Monday, October 23, 2006
The end of the war.
In Virginia, the "war", pronounced "the wah", refers to the War of Northern Aggression, known in our history books as The Civil War.
What is known in German as "Die Invasion", is called in French "Le debarquement", and in English D Day.
Liberation is in the eye of the beholder.
As I grew up in Lorraine, my childhood was full of tales of WWII. We even played war, dressed up in authentic GI fatigues, helmet liner included, waving a US flag that had gone through the actual Normandy landings. America, where some of my relatives had found a haven in the 1880's, was a mythical land, peopled with good guys, with unlimited power. Our TV screens were full of Hollywood productions. Our town was ringed with US air bases, defending us from a far from hypothetical Soviet invasion.

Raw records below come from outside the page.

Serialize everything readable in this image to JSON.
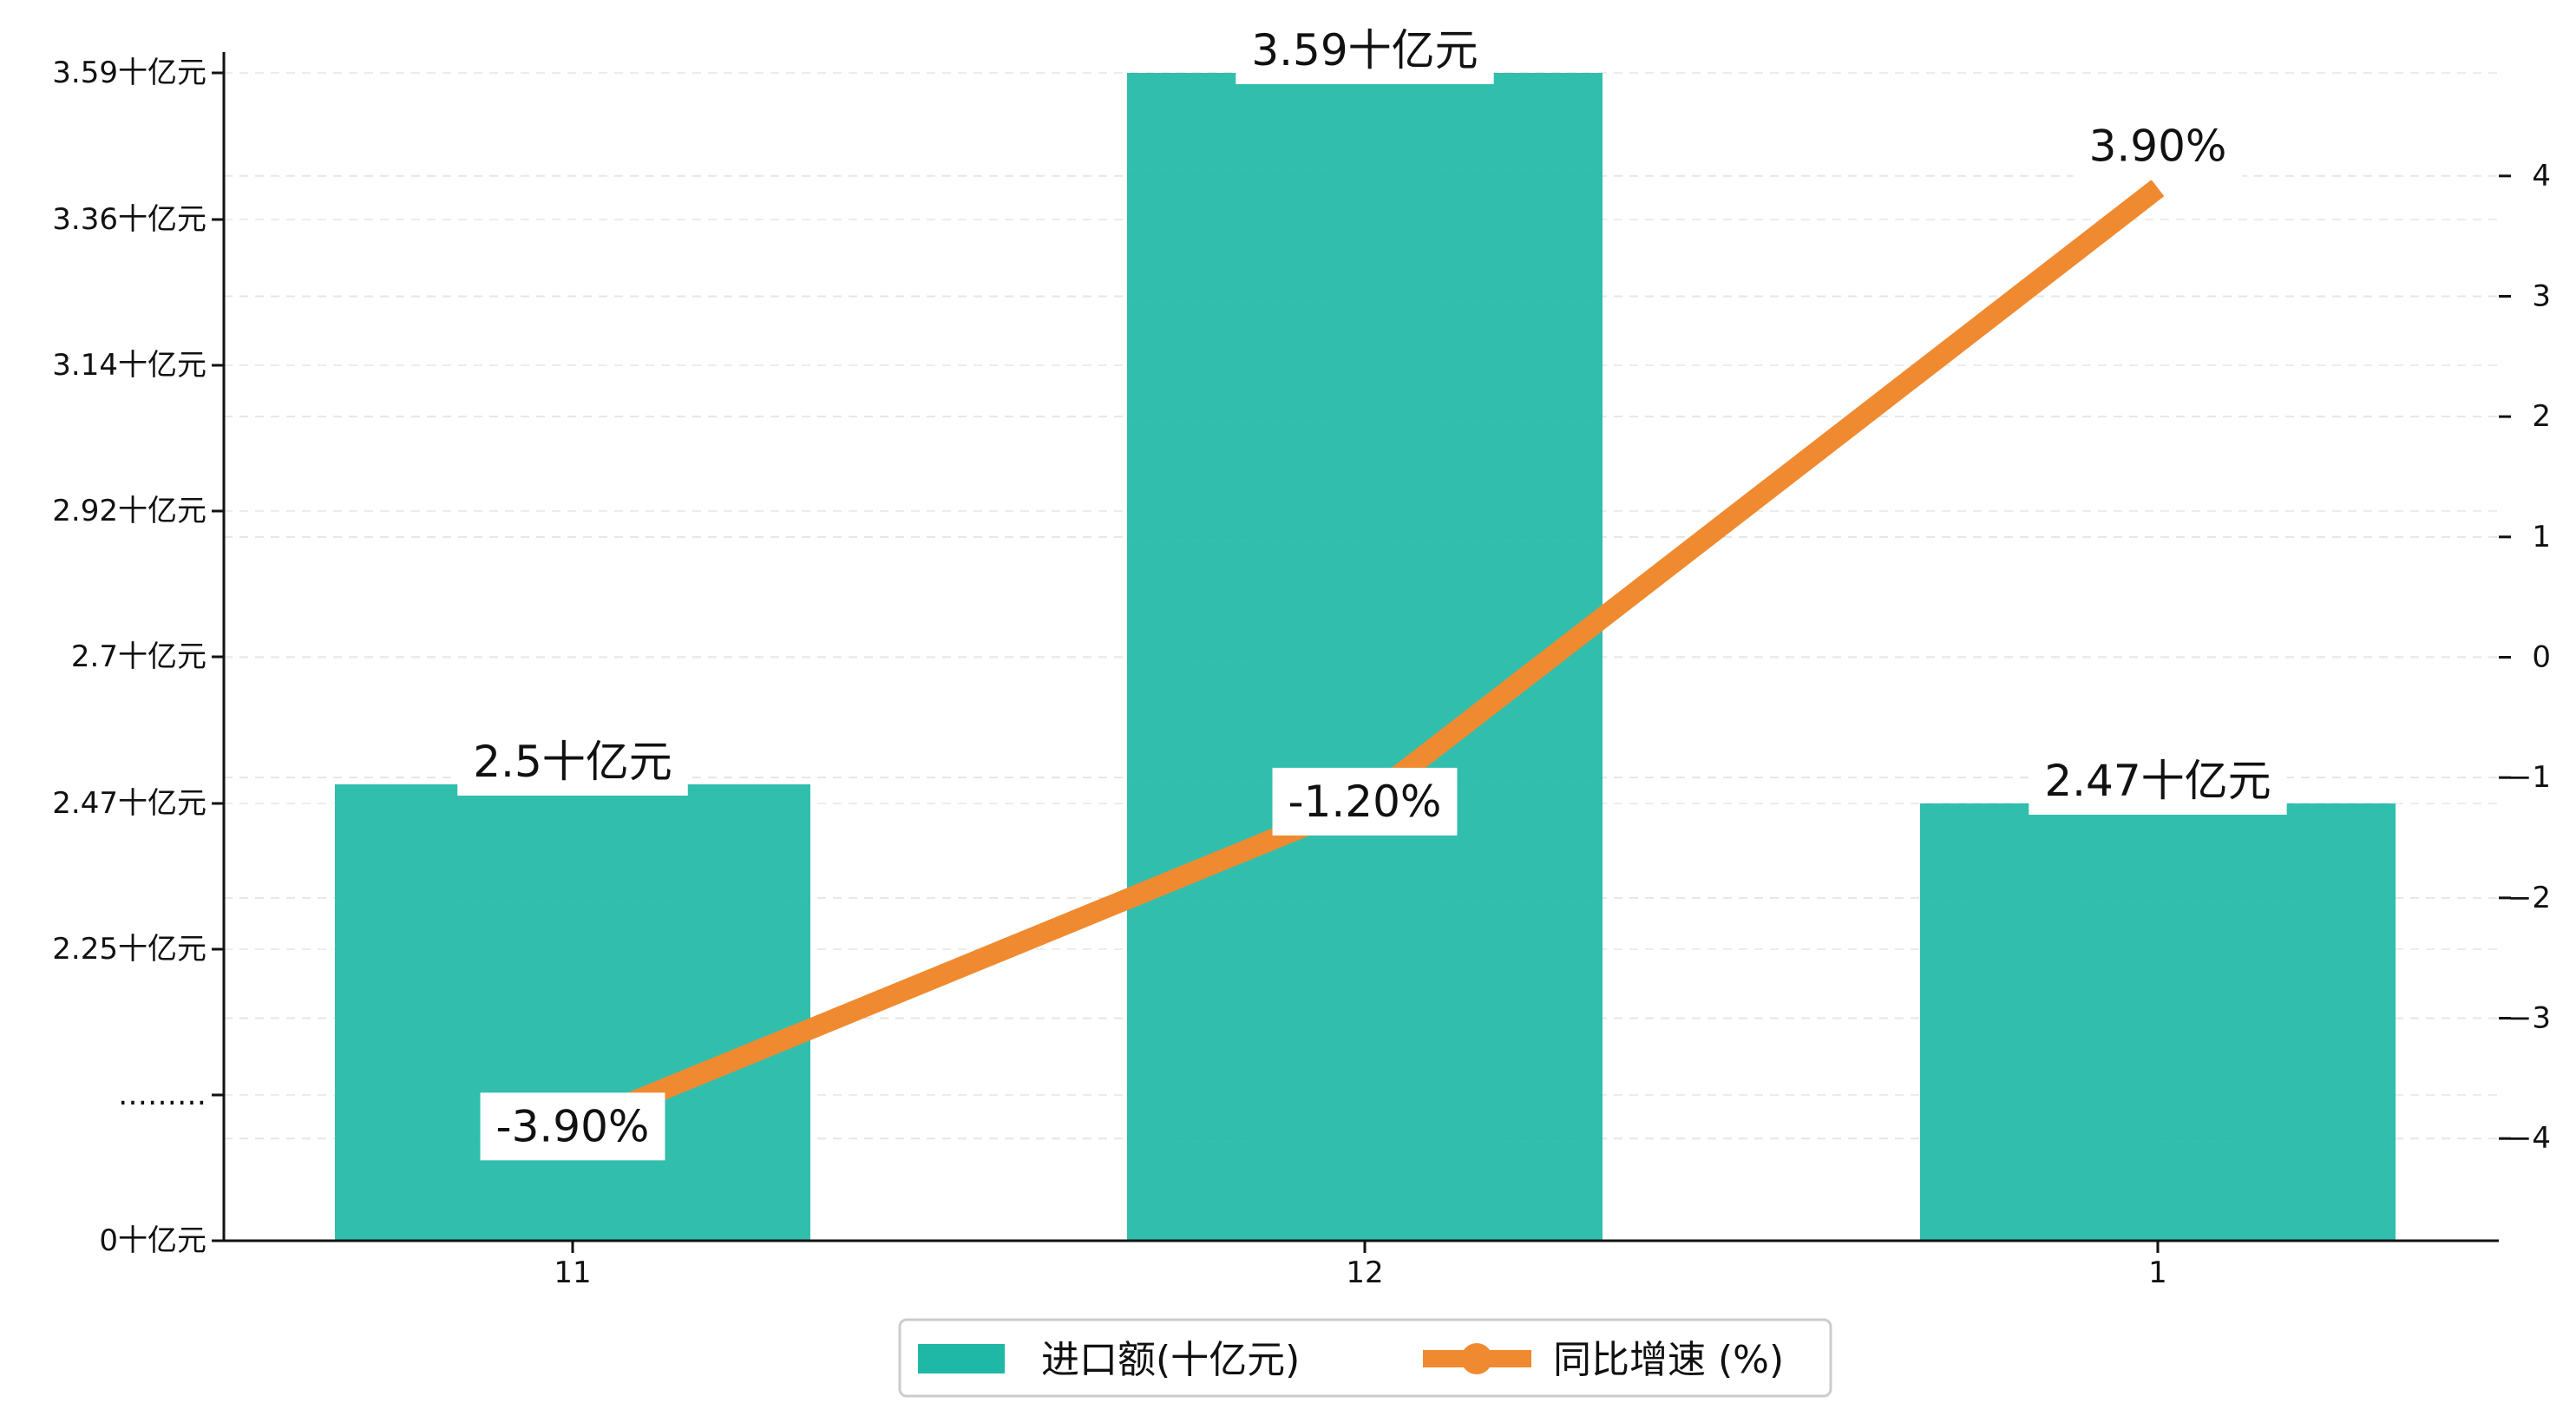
{
  "chart_data": {
    "type": "bar",
    "categories": [
      "11",
      "12",
      "1"
    ],
    "series": [
      {
        "name": "进口额(十亿元)",
        "type": "bar",
        "axis": "left",
        "values": [
          2.5,
          3.59,
          2.47
        ],
        "data_labels": [
          "2.5十亿元",
          "3.59十亿元",
          "2.47十亿元"
        ]
      },
      {
        "name": "同比增速 (%)",
        "type": "line",
        "axis": "right",
        "values": [
          -3.9,
          -1.2,
          3.9
        ],
        "data_labels": [
          "-3.90%",
          "-1.20%",
          "3.90%"
        ]
      }
    ],
    "left_axis": {
      "ticks": [
        0,
        2.03,
        2.25,
        2.47,
        2.7,
        2.92,
        3.14,
        3.36,
        3.59
      ],
      "tick_labels": [
        "0十亿元",
        "………",
        "2.25十亿元",
        "2.47十亿元",
        "2.7十亿元",
        "2.92十亿元",
        "3.14十亿元",
        "3.36十亿元",
        "3.59十亿元"
      ],
      "broken_axis": true
    },
    "right_axis": {
      "ylim": [
        -4.9,
        4.9
      ],
      "ticks": [
        -4,
        -3,
        -2,
        -1,
        0,
        1,
        2,
        3,
        4
      ],
      "tick_labels": [
        "−4",
        "−3",
        "−2",
        "−1",
        "0",
        "1",
        "2",
        "3",
        "4"
      ]
    },
    "grid": true,
    "legend_position": "bottom-center",
    "colors": {
      "bar": "#1fb8a6",
      "line": "#f08a30",
      "label_bg": "#ffffff"
    }
  }
}
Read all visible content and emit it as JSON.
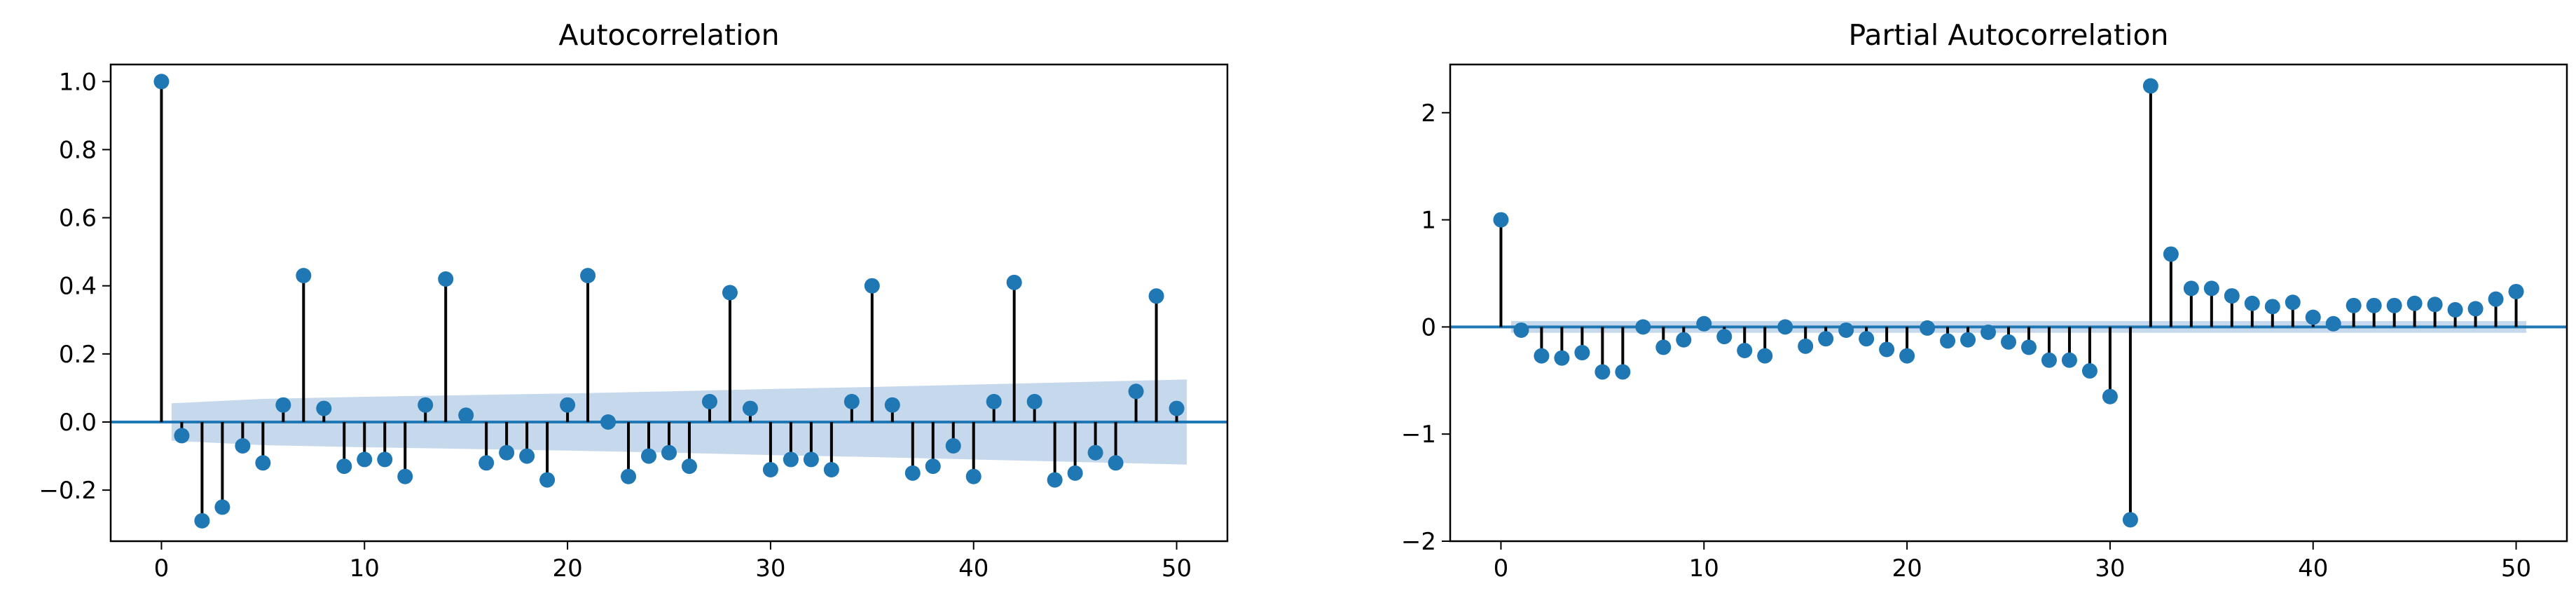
{
  "colors": {
    "accent": "#1f77b4",
    "band": "#c6d9ec",
    "stem": "#000000",
    "axis": "#000000"
  },
  "chart_data": [
    {
      "type": "stem",
      "title": "Autocorrelation",
      "xlabel": "",
      "ylabel": "",
      "xlim": [
        -2.5,
        52.5
      ],
      "ylim": [
        -0.35,
        1.05
      ],
      "xticks": [
        0,
        10,
        20,
        30,
        40,
        50
      ],
      "xtick_labels": [
        "0",
        "10",
        "20",
        "30",
        "40",
        "50"
      ],
      "yticks": [
        -0.2,
        0.0,
        0.2,
        0.4,
        0.6,
        0.8,
        1.0
      ],
      "ytick_labels": [
        "−0.2",
        "0.0",
        "0.2",
        "0.4",
        "0.6",
        "0.8",
        "1.0"
      ],
      "grid": false,
      "x": [
        0,
        1,
        2,
        3,
        4,
        5,
        6,
        7,
        8,
        9,
        10,
        11,
        12,
        13,
        14,
        15,
        16,
        17,
        18,
        19,
        20,
        21,
        22,
        23,
        24,
        25,
        26,
        27,
        28,
        29,
        30,
        31,
        32,
        33,
        34,
        35,
        36,
        37,
        38,
        39,
        40,
        41,
        42,
        43,
        44,
        45,
        46,
        47,
        48,
        49,
        50
      ],
      "values": [
        1.0,
        -0.04,
        -0.29,
        -0.25,
        -0.07,
        -0.12,
        0.05,
        0.43,
        0.04,
        -0.13,
        -0.11,
        -0.11,
        -0.16,
        0.05,
        0.42,
        0.02,
        -0.12,
        -0.09,
        -0.1,
        -0.17,
        0.05,
        0.43,
        0.0,
        -0.16,
        -0.1,
        -0.09,
        -0.13,
        0.06,
        0.38,
        0.04,
        -0.14,
        -0.11,
        -0.11,
        -0.14,
        0.06,
        0.4,
        0.05,
        -0.15,
        -0.13,
        -0.07,
        -0.16,
        0.06,
        0.41,
        0.06,
        -0.17,
        -0.15,
        -0.09,
        -0.12,
        0.09,
        0.37,
        0.04
      ],
      "confidence_band": {
        "x": [
          0.5,
          5,
          10,
          15,
          20,
          25,
          30,
          35,
          40,
          45,
          50.5
        ],
        "upper": [
          0.055,
          0.068,
          0.074,
          0.079,
          0.084,
          0.09,
          0.097,
          0.103,
          0.11,
          0.117,
          0.125
        ],
        "lower": [
          -0.055,
          -0.068,
          -0.074,
          -0.079,
          -0.084,
          -0.09,
          -0.097,
          -0.103,
          -0.11,
          -0.117,
          -0.125
        ]
      }
    },
    {
      "type": "stem",
      "title": "Partial Autocorrelation",
      "xlabel": "",
      "ylabel": "",
      "xlim": [
        -2.5,
        52.5
      ],
      "ylim": [
        -2.0,
        2.45
      ],
      "xticks": [
        0,
        10,
        20,
        30,
        40,
        50
      ],
      "xtick_labels": [
        "0",
        "10",
        "20",
        "30",
        "40",
        "50"
      ],
      "yticks": [
        -2,
        -1,
        0,
        1,
        2
      ],
      "ytick_labels": [
        "−2",
        "−1",
        "0",
        "1",
        "2"
      ],
      "grid": false,
      "x": [
        0,
        1,
        2,
        3,
        4,
        5,
        6,
        7,
        8,
        9,
        10,
        11,
        12,
        13,
        14,
        15,
        16,
        17,
        18,
        19,
        20,
        21,
        22,
        23,
        24,
        25,
        26,
        27,
        28,
        29,
        30,
        31,
        32,
        33,
        34,
        35,
        36,
        37,
        38,
        39,
        40,
        41,
        42,
        43,
        44,
        45,
        46,
        47,
        48,
        49,
        50
      ],
      "values": [
        1.0,
        -0.03,
        -0.27,
        -0.29,
        -0.24,
        -0.42,
        -0.42,
        0.0,
        -0.19,
        -0.12,
        0.03,
        -0.09,
        -0.22,
        -0.27,
        0.0,
        -0.18,
        -0.11,
        -0.03,
        -0.11,
        -0.21,
        -0.27,
        -0.01,
        -0.13,
        -0.12,
        -0.05,
        -0.14,
        -0.19,
        -0.31,
        -0.31,
        -0.41,
        -0.65,
        -1.8,
        2.25,
        0.68,
        0.36,
        0.36,
        0.29,
        0.22,
        0.19,
        0.23,
        0.09,
        0.03,
        0.2,
        0.2,
        0.2,
        0.22,
        0.21,
        0.16,
        0.17,
        0.26,
        0.33
      ],
      "confidence_band": {
        "x": [
          0.5,
          50.5
        ],
        "upper": [
          0.055,
          0.055
        ],
        "lower": [
          -0.055,
          -0.055
        ]
      }
    }
  ]
}
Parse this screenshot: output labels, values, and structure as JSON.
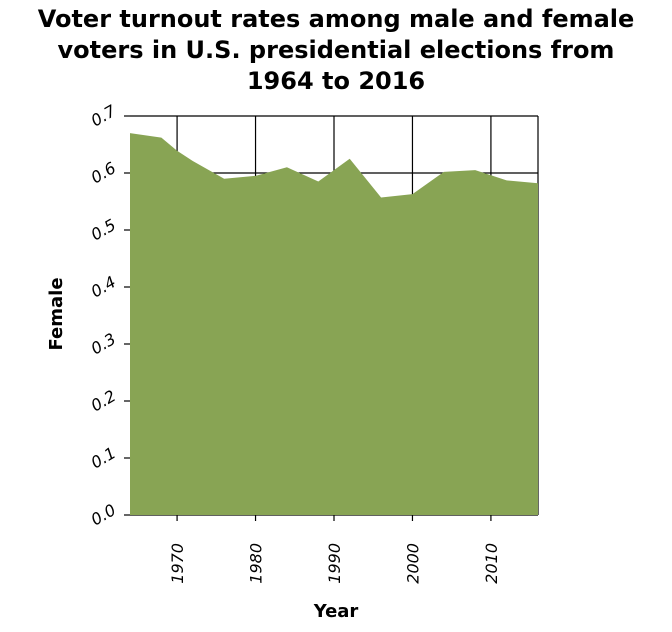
{
  "chart_data": {
    "type": "area",
    "title_lines": [
      "Voter turnout rates among male and female",
      "voters in U.S. presidential elections from",
      "1964 to 2016"
    ],
    "xlabel": "Year",
    "ylabel": "Female",
    "xlim": [
      1964,
      2016
    ],
    "ylim": [
      0.0,
      0.7
    ],
    "x_ticks": [
      1970,
      1980,
      1990,
      2000,
      2010
    ],
    "y_ticks": [
      "0.0",
      "0.1",
      "0.2",
      "0.3",
      "0.4",
      "0.5",
      "0.6",
      "0.7"
    ],
    "grid": true,
    "series": [
      {
        "x": [
          1964,
          1968,
          1970,
          1972,
          1976,
          1980,
          1984,
          1988,
          1992,
          1996,
          2000,
          2004,
          2008,
          2010,
          2012,
          2016
        ],
        "values": [
          0.67,
          0.662,
          0.639,
          0.621,
          0.59,
          0.595,
          0.61,
          0.585,
          0.625,
          0.557,
          0.563,
          0.602,
          0.605,
          0.596,
          0.587,
          0.582
        ]
      }
    ],
    "colors": {
      "fill": "#88a454",
      "grid": "#000000"
    }
  }
}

In 2004, the inhabitants of the Thionville area, regrouped in the Moselle River Association, gathered over 200 000 Euros to invite the US heroes who liberated them from the Nazis on November 11, 1944. The US veterans were feted, wined and dined and profusely thanked by a grateful population.
In August 2005, as Becky and I were visiting a D Day museum in Normandy, I heard a group of French high school students, expressing their surprise that the US were "the good guys"!
The damage caused by the ill fated war in Iraq goes beyond the 655,000 Iraqi dead, the 3,000 US soldiers lost, or even the billions of dollars wasted.
That war has destroyed the moral image of America, and worse, has tarnished its democratic values in the rest of the world.
To me, the removal of "the beacon of hope" that the US represented for the world at large, is the gravest failure committed by those who dragged the country in this adventure for sheer ideological, non-American reasons.
I trust that the Constitution will prove its worth and that the mid-term elections will allow us to rebuild this shattered image.